LONDON (Reuters) – Switch Mobility, a unit of Indian commercial vehicle maker eplans production of a ‘global’ electric van around 2024, joining a growing field of companies racing to bring zero-emission last-mile delivery vehicles to market.
The vans will be for sale in developed markets like North America, Europe and Japan, and be produced in Europe, relying on Ashok Leyland’s low-cost Indian supply base, Switch chief executive Andy Palmer told Reuters.
The company also has lower-cost electric vans that will go on sale in emerging markets such as India later this year.
“The benefit is that we understand both sets of markets (developed and emerging) and it’s well known that India is one of the cheapest sources of parts,” said Palmer, also formerly head of British luxury car maker Aston Martin. “This allows us to source parts from India where it makes sense to do so.”
Ashok Leyland, India’s largest bus maker, recently formed British-based Switch, which includes parts of British bus maker Optare, to handle all of its global electrification efforts.

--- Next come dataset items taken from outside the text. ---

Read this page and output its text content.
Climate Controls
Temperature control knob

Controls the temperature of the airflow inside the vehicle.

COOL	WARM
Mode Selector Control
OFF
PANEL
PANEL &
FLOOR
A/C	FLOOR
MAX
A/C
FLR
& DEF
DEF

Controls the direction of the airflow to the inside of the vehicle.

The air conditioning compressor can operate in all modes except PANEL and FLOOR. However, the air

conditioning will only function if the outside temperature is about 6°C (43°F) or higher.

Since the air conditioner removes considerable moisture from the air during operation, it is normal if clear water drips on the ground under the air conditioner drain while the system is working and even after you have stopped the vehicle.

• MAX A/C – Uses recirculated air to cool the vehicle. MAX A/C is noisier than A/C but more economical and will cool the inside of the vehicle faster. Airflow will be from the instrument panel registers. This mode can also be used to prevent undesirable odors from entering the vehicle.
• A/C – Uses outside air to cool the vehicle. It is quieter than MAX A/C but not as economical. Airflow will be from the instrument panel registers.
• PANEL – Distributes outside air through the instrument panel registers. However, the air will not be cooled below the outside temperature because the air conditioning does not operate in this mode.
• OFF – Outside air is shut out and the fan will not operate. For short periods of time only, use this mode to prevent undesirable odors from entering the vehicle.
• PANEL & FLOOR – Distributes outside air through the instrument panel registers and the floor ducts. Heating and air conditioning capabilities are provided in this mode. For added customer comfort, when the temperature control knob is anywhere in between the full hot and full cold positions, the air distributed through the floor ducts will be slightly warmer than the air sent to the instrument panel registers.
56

Switch electric buses are already on the roads in London and it is also working on a new model.
Tougher CO2 emission targets and looming bans on new fossil-fuel vehicles, combined with soaring e-commerce during the pandemic and corporate sustainability goals have fuelled a race to develop new electric vans. While they are cheaper to run than their fossil-fuel equivalents, high battery costs mean such vans cost more up front.
Aside from startups like Britain’s Arrival and U.S. firm Rivian, established manufacturers like Ford Motor Co are busy developing electric vans.
In an investor presentation on Wednesday, Ashok Leyland said it expects the global electric delivery van market to grow to $55 billion in 2030 from $4 billion in 2020.
Switch’s vans for developed markets will come in a variety of sizes and the company will also offer a subscription model where customers can pay by the mile or kilometre.
“Companies are deterred from buying electric vehicles today because of the initial capital expenditure,” said Ashok Leyland chairman Dheeraj Hinduja. “But offering mobility as a service where you pay by the kilometre will be a major differentiator.”